KAUWHAU (SERMON) GIVEN at
TE POU HERENGA
WAKA O TE WHAKAPONO
(SOUTH NAPIER)
PALM SUNDAY
(April 9th)
2016
Reading: Matthew 21.1-11
So much of preaching
comes out of sharing a journey together, paddling the same waka[1]
in the same awa[2] or moana.[3] Worship practices of
Anglicans in Aotearoa and Ahitereria[4] are quite different in many
ways, mainly in terms of high and low (Sydney is different again!). Since my
ordination thirty years ago, I have usually practiced a very intense form of
liturgy during Holy Week and Easter. Palm or Passion Sunday forms with Holy
Week and Easter one great eight day liturgy, deeply solemn, a tangi in which a
long and profound journey is taken through death, grief, reconciliation; often
embracing more than one marae, we finally reach the hope of release of a lost
one to be with tipuna[5] in a better place and a better state. But
what a loved one, what a release, what a better state! On Easter Day the dance
of mad joy begins!
Today we begin a
descent. This was when I was a kid a day of palm waving and celebration better almost
than Easter (except for the Easter eggs!). Today starts a descent down from a
sort of wrongly directed expectation, believing that a political liberator has
come to set a people free, down deep to the depths of disappointment and darkness
on Maundy Thursday, Good Friday, and Holy Saturday. The one who was to set us
free has died. Where now, what hope now?
Only then the gobsmacking
joy of Easter and resurrection hope and a message far greater than merely political
revolution, defeat of mere political opponents. That is defeat of suffering and
death and sorrow themselves.
Today is the Sunday
on which acknowledge how we get it all wrong. On Friday, wherever we are and
whatever we do, we will remember the day on which the extent of God’s love for
humans and all creation and all time will be revealed – reaching even, as St
Paul put it, to death on a cross, for all who suffer (and then even those who
don’t).
On Sunday, in places
where an Easter or Paschal candle is lit, priests will intone words that remind
us that God’s love embraces all history, all time, all universes. The priest
will quietly intone two prayers in particular:
Eternal
God,
who
made this most holy night
to
shine with the brightness of your one true light:
set
us aflame with the fire of your love,
and
bring us to the radiance of your
heavenly
glory;
and
Christ yesterday and today,
and
Christ yesterday and today,
the
beginning and the end,
Alpha
and Omega,
all
time belongs to him,
and
all ages;
It as if when we have travelled
that mysterious journey through this Holy Week we can finally grasp the breadth
and width and depth of God’s love for us and all creation.
But today we remember how
wrong we get it. Today we look for a saviour in the White House, firing 59
missiles at Syria, or on a white charger leading us to military victory, or a saviour
in Ivory Towers leading us to intellectual insight, or a saviour at the back of
the All Black scrum making us proud of our nation, and in doing so we get it
wrong.
We will in just four days’
time stand with all humanity and cry for our Saviour’s blood. “Why, what has my
Lord done,” says the hymnist, “what makes this rage and spite?” Today we
acknowledge that we look for God in wrong places, in polished places: in
cathedrals and cohorts and palaces and parliaments, not an ugly cross.

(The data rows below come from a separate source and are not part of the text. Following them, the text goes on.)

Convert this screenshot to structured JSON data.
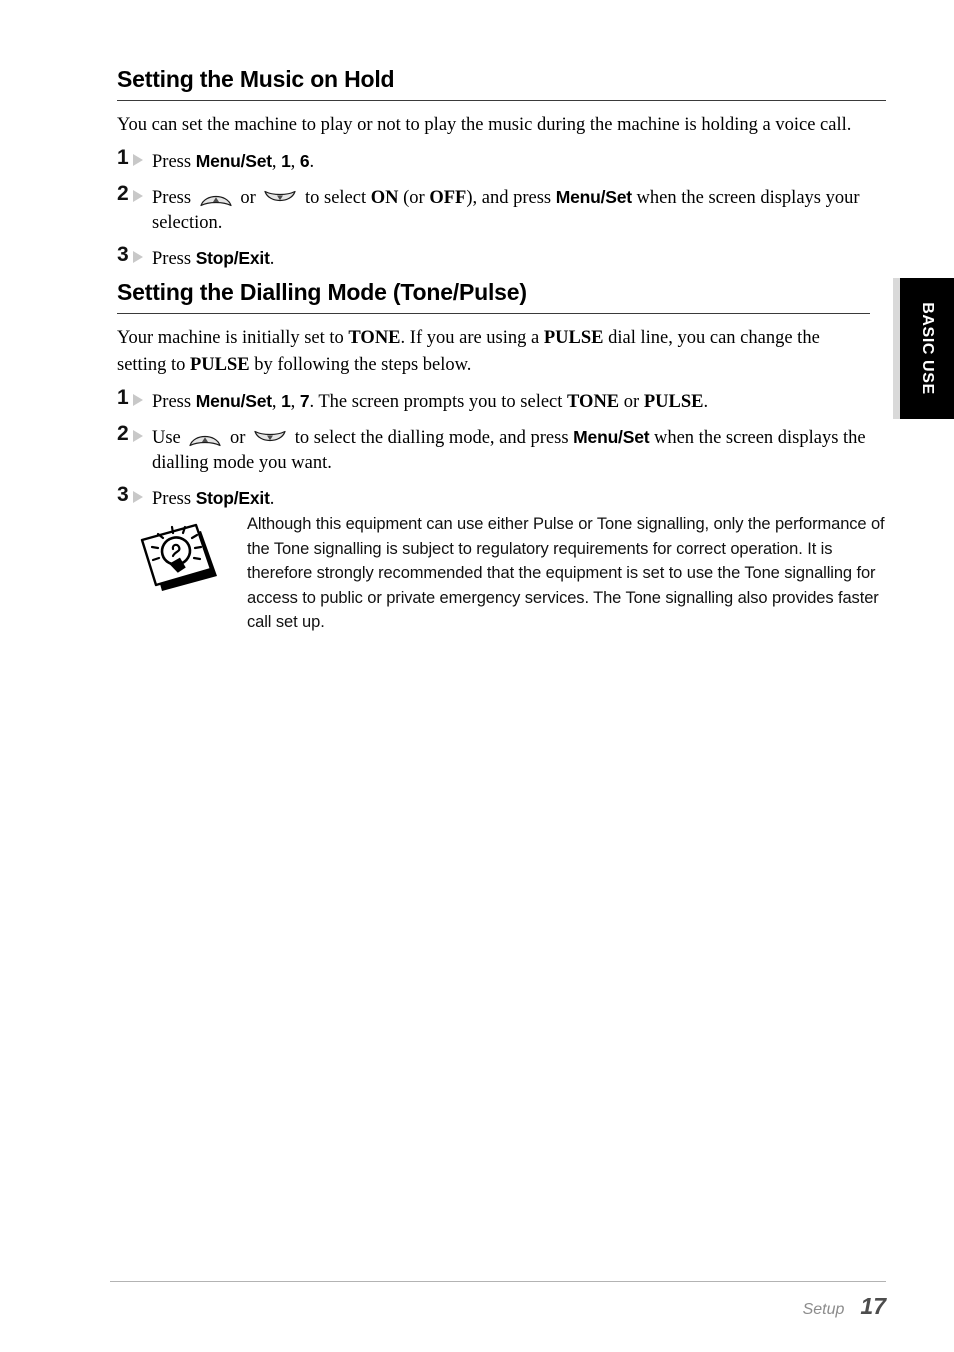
{
  "side_tab": {
    "label": "BASIC USE",
    "background": "#000000",
    "text_color": "#ffffff",
    "gutter_color": "#d9d9d9"
  },
  "sections": [
    {
      "heading": "Setting the Music on Hold",
      "intro": "You can set the machine to play or not to play the music during the machine is holding a voice call.",
      "steps": [
        {
          "number": "1",
          "parts": [
            {
              "type": "text",
              "value": "Press "
            },
            {
              "type": "key",
              "value": "Menu/Set"
            },
            {
              "type": "text",
              "value": ", "
            },
            {
              "type": "key",
              "value": "1"
            },
            {
              "type": "text",
              "value": ", "
            },
            {
              "type": "key",
              "value": "6"
            },
            {
              "type": "text",
              "value": "."
            }
          ]
        },
        {
          "number": "2",
          "parts": [
            {
              "type": "text",
              "value": "Press "
            },
            {
              "type": "icon",
              "value": "up-arrow-key-icon"
            },
            {
              "type": "text",
              "value": " or "
            },
            {
              "type": "icon",
              "value": "down-arrow-key-icon"
            },
            {
              "type": "text",
              "value": " to select "
            },
            {
              "type": "lit",
              "value": "ON"
            },
            {
              "type": "text",
              "value": " (or "
            },
            {
              "type": "lit",
              "value": "OFF"
            },
            {
              "type": "text",
              "value": "), and press "
            },
            {
              "type": "key",
              "value": "Menu/Set"
            },
            {
              "type": "text",
              "value": " when the screen displays your selection."
            }
          ]
        },
        {
          "number": "3",
          "parts": [
            {
              "type": "text",
              "value": "Press "
            },
            {
              "type": "key",
              "value": "Stop/Exit"
            },
            {
              "type": "text",
              "value": "."
            }
          ]
        }
      ]
    },
    {
      "heading": "Setting the Dialling Mode (Tone/Pulse)",
      "intro_parts": [
        {
          "type": "text",
          "value": "Your machine is initially set to "
        },
        {
          "type": "lit",
          "value": "TONE"
        },
        {
          "type": "text",
          "value": ". If you are using a "
        },
        {
          "type": "lit",
          "value": "PULSE"
        },
        {
          "type": "text",
          "value": " dial line, you can change the setting to "
        },
        {
          "type": "lit",
          "value": "PULSE"
        },
        {
          "type": "text",
          "value": " by following the steps below."
        }
      ],
      "steps": [
        {
          "number": "1",
          "parts": [
            {
              "type": "text",
              "value": "Press "
            },
            {
              "type": "key",
              "value": "Menu/Set"
            },
            {
              "type": "text",
              "value": ", "
            },
            {
              "type": "key",
              "value": "1"
            },
            {
              "type": "text",
              "value": ", "
            },
            {
              "type": "key",
              "value": "7"
            },
            {
              "type": "text",
              "value": ". The screen prompts you to select "
            },
            {
              "type": "lit",
              "value": "TONE"
            },
            {
              "type": "text",
              "value": " or "
            },
            {
              "type": "lit",
              "value": "PULSE"
            },
            {
              "type": "text",
              "value": "."
            }
          ]
        },
        {
          "number": "2",
          "parts": [
            {
              "type": "text",
              "value": "Use "
            },
            {
              "type": "icon",
              "value": "up-arrow-key-icon"
            },
            {
              "type": "text",
              "value": " or "
            },
            {
              "type": "icon",
              "value": "down-arrow-key-icon"
            },
            {
              "type": "text",
              "value": " to select the dialling mode, and press "
            },
            {
              "type": "key",
              "value": "Menu/Set"
            },
            {
              "type": "text",
              "value": " when the screen displays the dialling mode you want."
            }
          ]
        },
        {
          "number": "3",
          "parts": [
            {
              "type": "text",
              "value": "Press "
            },
            {
              "type": "key",
              "value": "Stop/Exit"
            },
            {
              "type": "text",
              "value": "."
            }
          ]
        }
      ]
    }
  ],
  "note": {
    "icon": "lightbulb-tip-icon",
    "text": "Although this equipment can use either Pulse or Tone signalling, only the performance of the Tone signalling is subject to regulatory requirements for correct operation. It is therefore strongly recommended that the equipment is set to use the Tone signalling for access to public or private emergency services. The Tone signalling also provides faster call set up."
  },
  "footer": {
    "label": "Setup",
    "page_number": "17"
  }
}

The God revealed in Jesus is
not in those polished places.
God is found instead in
aching human hearts, breathing resurrection hope. God is found in honest human
hearts breathing resurrection hope. God is found in loving human hearts
breathing resurrection hope. In each case God is there even when the owner of
the heart can’t identify the Christ-light dawning there.
I tend to see far more of
the face of Jesus in the broken and uncertain than in the sure and complacent
gate-keepers of our religious institutions. I often find far more of the face
of Jesus in the uncertain and sometimes downtrodden hitchhiker trying to find a
way to live after a stint in prison than I do in the wearers of designer labels
who stand sentinel at the door of some of our most conspicuous churches.
In saying that I am
over-simplifying. Dig deep and all of us know that we have unpleasant sides,
that we have grot and darkness into which we need the light of Christ to shine
and the healing love of the risen Christ to work God’s redeeming love. It is so
whether we are paupers of kings, prisoners or princesses. But I suspect that
the hungover hitch-hiker more easily knows her or his need than the Pierre
Cardin-suited gate-keeper, more than custodians of religious purity.
Today we acknowledge our
humanness. We acknowledge that we have often looked for the triumph of God in
the wrong places. It is a great thing to wave and dance and sing, to create
beauty and awe and mystery, but, as every alcoholic and other addict will tell
us, to begin to think we are the triumphant crowd, to begin to think that God
admires our greatness, to begin to think, as the prophets warned, that our
glamorous programmes and smooth administrations and loudest of hosannas are
what God really needs, is to forget to find God in the broken figure of a
criminal on a cross.
When we lose sight of a
criminal on a cross we lose ability to be shocked and awed and wowed by the
good news that will break in on us next Sunday. Then we are seized by the awe
of an open, empty tomb, and by the news not only that he is not here, he is
risen, but that he goes before us into our every stumble, and lifts us slowly,
gently, lovingly up to the eternal glories of God. There Christ, the same
yesterday and today, is the King of glorious eternity share with us and those
broken, stumbling people he has loved.
Lord God, who sits upon the cherubim, who has reaffirmed your power
and sent your only-begotten Son, our Lord Jesus Christ, to save the world
through his Cross, Burial and Resurrection: when he drew near to Jerusalem for
His voluntary Passion, the people that sat in darkness and the shadow of death
took, as tokens of victory, boughs of trees and branches of palms, foretelling
his Resurrection. Lord, keep and preserve us also, who, following their
example, carry in our hands palms and branches, and who like the crowds and the
children cry out, Hosanna! May we who offer you hymns and spiritual songs be
accounted worthy to attain the life-giving Resurrection on the third day: in
Jesus Christ our Lord, with whom Thou art blessed, together with your all-holy,
good and life-giving Spirit, world without end. Amen.
[1] waka: vessel, vehicle
[2] awa: waterway
(river, stream etc)
[3] moana: sea or
lake
[4] Ahitereria: te
reo Māori designation for Australia
[5] tipuna: ancestors
Note: as a mark of respect for te Reo Māori as an official language of Aotearoa New Zealand I do not italicize words in either English or Māori except for emphasis.